Célio Rodriguez, opérateur de fabrication dans le secteur de la pharma, délégué syndical Vaud, 57 ans

«C'est de plus en plus difficile de faire adhérer les collègues, surtout les frontaliers qui ont souvent une image négative des syndicats français. Mais même les collègues syndiqués ont de la peine à venir aux comités. Ils ont toujours de bonnes excuses, jamais le temps. Or participer à la vie du syndicat est important, car c'est plus difficile de faire face en cas de problème s'il manque cet engagement régulier. Ici, au Congrès, les travailleurs ont prouvé que ce sont eux qui décident, car certaines décisions du comité central et du comité directeur ne sont pas passées ce matin.»


Carine Dreier, présidente du groupe des retraités de Fribourg, 73 ans

«En exagérant un peu, je peux dire que je vois le syndicat comme le sauveur du monde. Il est très important pour moi. Cela tient de mon père déjà syndicaliste en Hollande, mon pays d'origine.

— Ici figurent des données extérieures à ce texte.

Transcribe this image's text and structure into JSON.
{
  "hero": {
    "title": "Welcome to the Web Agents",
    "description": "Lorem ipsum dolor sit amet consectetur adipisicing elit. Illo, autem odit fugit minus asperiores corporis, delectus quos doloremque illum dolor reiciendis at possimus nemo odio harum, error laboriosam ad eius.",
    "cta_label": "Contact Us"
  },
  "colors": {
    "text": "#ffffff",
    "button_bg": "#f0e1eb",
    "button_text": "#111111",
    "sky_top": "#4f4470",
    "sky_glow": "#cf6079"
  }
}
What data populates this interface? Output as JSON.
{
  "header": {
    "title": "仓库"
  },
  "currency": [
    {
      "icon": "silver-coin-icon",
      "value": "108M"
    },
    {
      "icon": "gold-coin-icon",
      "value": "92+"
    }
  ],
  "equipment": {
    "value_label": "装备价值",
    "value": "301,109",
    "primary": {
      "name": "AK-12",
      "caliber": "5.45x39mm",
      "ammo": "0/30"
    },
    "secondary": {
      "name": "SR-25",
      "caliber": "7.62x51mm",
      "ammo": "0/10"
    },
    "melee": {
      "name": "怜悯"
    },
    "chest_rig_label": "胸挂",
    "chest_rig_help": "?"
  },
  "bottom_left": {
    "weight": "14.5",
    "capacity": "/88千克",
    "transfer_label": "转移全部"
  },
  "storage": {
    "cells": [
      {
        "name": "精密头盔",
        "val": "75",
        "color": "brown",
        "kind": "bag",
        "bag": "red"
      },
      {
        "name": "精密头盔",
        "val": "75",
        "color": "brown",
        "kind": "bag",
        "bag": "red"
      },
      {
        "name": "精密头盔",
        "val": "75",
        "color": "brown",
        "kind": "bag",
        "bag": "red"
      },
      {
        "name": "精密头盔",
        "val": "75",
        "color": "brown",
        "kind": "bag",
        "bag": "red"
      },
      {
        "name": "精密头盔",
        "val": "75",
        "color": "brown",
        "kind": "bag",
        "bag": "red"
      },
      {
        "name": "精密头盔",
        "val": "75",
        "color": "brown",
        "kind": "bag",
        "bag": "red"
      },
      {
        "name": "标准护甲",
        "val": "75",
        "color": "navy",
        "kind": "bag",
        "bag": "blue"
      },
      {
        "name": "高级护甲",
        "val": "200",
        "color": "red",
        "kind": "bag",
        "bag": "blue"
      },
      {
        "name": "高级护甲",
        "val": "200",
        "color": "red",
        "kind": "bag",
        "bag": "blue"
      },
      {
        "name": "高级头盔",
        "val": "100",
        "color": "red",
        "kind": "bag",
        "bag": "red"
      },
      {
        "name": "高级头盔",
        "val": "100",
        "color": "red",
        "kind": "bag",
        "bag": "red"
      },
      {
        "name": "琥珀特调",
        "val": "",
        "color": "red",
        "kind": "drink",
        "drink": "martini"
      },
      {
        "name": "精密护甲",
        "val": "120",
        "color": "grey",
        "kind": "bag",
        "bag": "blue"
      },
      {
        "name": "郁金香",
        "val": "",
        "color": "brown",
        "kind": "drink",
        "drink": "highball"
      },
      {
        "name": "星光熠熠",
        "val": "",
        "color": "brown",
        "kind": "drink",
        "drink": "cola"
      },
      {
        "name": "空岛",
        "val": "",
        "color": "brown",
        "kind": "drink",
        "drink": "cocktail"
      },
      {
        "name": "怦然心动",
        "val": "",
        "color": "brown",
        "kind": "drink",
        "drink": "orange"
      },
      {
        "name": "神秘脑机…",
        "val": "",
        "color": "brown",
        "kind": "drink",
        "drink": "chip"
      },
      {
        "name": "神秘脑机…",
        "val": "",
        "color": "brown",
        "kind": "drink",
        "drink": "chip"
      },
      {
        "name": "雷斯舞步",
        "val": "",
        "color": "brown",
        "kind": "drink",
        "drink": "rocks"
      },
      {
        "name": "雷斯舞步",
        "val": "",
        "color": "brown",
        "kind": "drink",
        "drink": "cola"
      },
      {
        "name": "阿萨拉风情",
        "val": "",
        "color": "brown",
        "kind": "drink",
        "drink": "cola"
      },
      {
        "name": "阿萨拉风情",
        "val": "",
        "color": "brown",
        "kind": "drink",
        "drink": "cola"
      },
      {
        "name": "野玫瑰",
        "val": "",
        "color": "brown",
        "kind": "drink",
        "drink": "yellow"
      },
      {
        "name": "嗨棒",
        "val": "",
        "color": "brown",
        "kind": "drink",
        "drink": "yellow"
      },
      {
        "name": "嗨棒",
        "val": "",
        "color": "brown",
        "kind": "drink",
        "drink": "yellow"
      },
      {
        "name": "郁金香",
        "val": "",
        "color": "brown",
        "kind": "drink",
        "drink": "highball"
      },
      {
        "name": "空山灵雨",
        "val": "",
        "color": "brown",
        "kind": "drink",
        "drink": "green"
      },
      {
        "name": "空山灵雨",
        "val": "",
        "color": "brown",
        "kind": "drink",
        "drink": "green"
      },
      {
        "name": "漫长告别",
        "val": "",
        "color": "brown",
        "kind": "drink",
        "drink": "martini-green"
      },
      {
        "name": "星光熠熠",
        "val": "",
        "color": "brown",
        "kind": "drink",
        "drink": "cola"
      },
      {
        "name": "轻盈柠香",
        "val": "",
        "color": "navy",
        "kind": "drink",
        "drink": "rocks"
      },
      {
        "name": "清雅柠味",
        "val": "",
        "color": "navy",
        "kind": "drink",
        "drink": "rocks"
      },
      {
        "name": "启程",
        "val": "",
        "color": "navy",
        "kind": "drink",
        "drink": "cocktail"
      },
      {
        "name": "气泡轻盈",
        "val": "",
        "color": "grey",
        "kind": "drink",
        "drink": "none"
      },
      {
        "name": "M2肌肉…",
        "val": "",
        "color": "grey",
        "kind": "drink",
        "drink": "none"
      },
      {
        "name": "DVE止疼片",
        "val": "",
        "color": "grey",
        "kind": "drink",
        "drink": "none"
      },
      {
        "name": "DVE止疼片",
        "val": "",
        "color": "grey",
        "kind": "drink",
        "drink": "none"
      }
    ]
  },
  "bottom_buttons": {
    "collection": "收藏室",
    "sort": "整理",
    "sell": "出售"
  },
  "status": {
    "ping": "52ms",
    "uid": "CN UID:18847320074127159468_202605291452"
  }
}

J'espère que les gens se rendent compte que sans syndicat, il n'y aurait pas d'AVS, pas de vacances... Quant à l'avenir du syndicalisme, je ne sais pas, je suis positive de nature, peut-être trop. Je continue à militer pour l'avenir des jeunes, pas pour moi. Les échecs du syndicat lors des votations viennent de la peur des gens. J'aimerais que tout le monde soit le bienvenu, qu'il n'y ait plus de frontières...»


Yevanus Kartun, ouvrière dans le secteur de l'horlogerie (emboîtage), déléguée syndicale Neuchâtel, 52 ans
«Le syndicat est important pour lutter pour nos droits, soutenir les travailleurs, les ouvriers. Car c'est en étant ensemble qu'on peut créer une force. Seul, on ne peut rien faire. Mais malheureusement, on a perdu la votation sur AVS+, alors que les personnes de plus de 50 ans ne trouvent plus de travail. Le syndicat devrait agir dans les zones frontalières, car ce sont les résidents suisses qui sont discriminés par rapport aux frontaliers. Je suis désolée de dire ça en tant que syndicaliste, mais j'en viens à être contre la libre circulation. Il faut davantage de contrôles. Le syndicat doit faire pression sur les patrons, mais aussi sur les politiciens pour une meilleure protection des employés. Personnellement, j'ai de la chance, mon patron actuel est vraiment correct avec moi.»